Sirkuit Jakarta Kebanjiran, Latihan Timnas BMX Pindah ke Muncar

Kab. Banyuwangi
Sirkuit Jakarta Kebanjiran, Latihan Timnas BMX Pindah ke Muncar
Pebalap kategori men elite sedang berlaga di Sirkuit internasional BMX Muncar Banyuwangi, Sabtu (26/10).IDN Times/Mohamad Ulil Albab
Share Article

Banyuwangi, IDN Times - Sejumlah pebalap Tim Nasional BMX Indonesia, dijadwalkan melanjutkan latihan ke Sirkuit Muncar Kabupaten Banyuwangi. Sebelumnya para Timnas BMX tidak bisa melanjutkan latihan di Sirkuit Pulo Mas Jakarta karena mengalami kerusakan akibat terendam banjir.

  1. 1. Latihan pindah ke Muncar Banyuwangi

    Pebalap kategori men elite sedang berlaga di Sirkuit internasional BMX Muncar Banyuwangi, Sabtu (26/10). IDN Times/Mohamad Ulil Albab
    Pebalap kategori men elite sedang berlaga di Sirkuit internasional BMX Muncar Banyuwangi, Sabtu (26/10). IDN Times/Mohamad Ulil Albab

    Kepala Pelatih Timnas Balap Sepeda, Dadang Haries Purnomo saat ini sudah berada di Banyuwangi. Dia mengatakan, setelah Sirkuit Pulo Mas rusak terkena banjir, para pebalap BMX sempat pindah latihan di Sirkuit Yogyakarta.

    Namun, karena curah hujan di Yogyakarta yang cukup tinggi membuat, timnya memutuskan untuk pindah latihan di Sirkuit BMX Muncar Banyuwangi pada pekan ini.

    "Alternatifnya Banyuwangi atau Jogja. Jakarta ga bisa dipakai karena track-nya rusak. Dua minggu ini saya sudah ke Jogja. Di sana tiap sore hujan. Kami enggaka bisa lama-lama tidak latihan karena harus persiapan sampai akhir bulan," ujar Dadang di Banyuwangi, Rabu (8/1).

  2. 2. Persiapan kejuaraan dunia di Australia

    Pebalap kategori men elite sedang berlaga di Sirkuit internasional BMX Muncar Banyuwangi, Sabtu (26/10). IDN Times/Mohamad Ulil Albab
    Pebalap kategori men elite sedang berlaga di Sirkuit internasional BMX Muncar Banyuwangi, Sabtu (26/10). IDN Times/Mohamad Ulil Albab

    Sejumlah atlet yang bakal fokus latihan antara lain Toni Syarifudin, I Gusti Bagus Saputra, dan Rio Akbar. Latihan tersebut harus rutin dilakukan untuk persiapan tampil di empat Seri World Cup BMX di Australia pada Februari 2020.

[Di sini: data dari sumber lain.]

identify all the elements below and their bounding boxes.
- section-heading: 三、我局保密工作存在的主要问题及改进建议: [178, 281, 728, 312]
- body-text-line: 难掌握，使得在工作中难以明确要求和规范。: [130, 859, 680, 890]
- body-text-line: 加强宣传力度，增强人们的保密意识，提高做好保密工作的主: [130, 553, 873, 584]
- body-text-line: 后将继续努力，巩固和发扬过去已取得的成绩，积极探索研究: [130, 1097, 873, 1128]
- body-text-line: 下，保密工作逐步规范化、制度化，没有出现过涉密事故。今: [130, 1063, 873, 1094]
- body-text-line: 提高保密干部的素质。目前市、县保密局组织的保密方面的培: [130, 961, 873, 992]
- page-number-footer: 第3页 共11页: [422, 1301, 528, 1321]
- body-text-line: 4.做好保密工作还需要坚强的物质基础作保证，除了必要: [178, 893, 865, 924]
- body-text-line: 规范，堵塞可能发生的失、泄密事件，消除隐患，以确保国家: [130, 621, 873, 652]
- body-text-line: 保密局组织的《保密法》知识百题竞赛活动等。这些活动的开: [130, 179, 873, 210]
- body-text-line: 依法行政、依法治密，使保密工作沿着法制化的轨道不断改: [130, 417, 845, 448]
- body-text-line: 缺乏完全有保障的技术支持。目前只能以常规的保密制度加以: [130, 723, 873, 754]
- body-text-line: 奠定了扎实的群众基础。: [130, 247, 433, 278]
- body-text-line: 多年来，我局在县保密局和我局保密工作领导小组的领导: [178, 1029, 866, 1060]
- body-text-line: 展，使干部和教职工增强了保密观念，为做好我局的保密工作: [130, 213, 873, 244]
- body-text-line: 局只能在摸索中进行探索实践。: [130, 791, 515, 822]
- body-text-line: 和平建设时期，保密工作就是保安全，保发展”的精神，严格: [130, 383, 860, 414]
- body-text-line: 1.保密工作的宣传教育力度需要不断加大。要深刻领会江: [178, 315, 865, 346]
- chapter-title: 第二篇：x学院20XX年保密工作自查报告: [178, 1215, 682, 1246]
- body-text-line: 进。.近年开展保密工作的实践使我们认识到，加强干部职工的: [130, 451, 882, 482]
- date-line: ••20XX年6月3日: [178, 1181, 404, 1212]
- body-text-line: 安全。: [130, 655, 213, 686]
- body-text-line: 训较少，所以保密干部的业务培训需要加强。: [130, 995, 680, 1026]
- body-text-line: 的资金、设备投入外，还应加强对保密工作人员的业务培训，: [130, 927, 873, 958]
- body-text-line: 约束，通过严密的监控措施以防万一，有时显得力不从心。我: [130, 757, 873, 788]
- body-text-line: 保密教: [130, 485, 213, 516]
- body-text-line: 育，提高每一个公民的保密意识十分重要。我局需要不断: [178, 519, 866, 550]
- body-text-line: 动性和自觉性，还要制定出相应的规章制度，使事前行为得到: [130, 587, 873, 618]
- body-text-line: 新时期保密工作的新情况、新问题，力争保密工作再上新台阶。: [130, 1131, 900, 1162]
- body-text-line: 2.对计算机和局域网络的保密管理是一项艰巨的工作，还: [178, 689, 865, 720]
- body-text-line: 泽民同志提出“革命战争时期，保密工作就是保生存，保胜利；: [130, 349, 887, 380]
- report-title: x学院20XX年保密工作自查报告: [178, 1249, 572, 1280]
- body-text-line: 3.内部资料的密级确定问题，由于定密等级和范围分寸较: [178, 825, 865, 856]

    "Februari kami mau ikut world cup di Australia. Atlet yang berlaga di sana Toni, Bagus, Rio," ujar Toni.

  3. 3. Dipilih karena curah hujan belum tinggi

    Carol berada di barisan depan saat di tikungan kedua di Sirkuit BMX Muncar Banyuwangi, Minggu (27/10). IDN Times/Mohamad Ulil Albab
    Carol berada di barisan depan saat di tikungan kedua di Sirkuit BMX Muncar Banyuwangi, Minggu (27/10). IDN Times/Mohamad Ulil Albab

    Dia melanjutkan, Sirkuit BMX Muncar dipilih jadi alternatif tempat latihan selanjutnya karena curah hujan di kawasan Banyuwangi bagian selatan tenggara dan dekat dengan kawasan pesisir ini masih belum tinggi.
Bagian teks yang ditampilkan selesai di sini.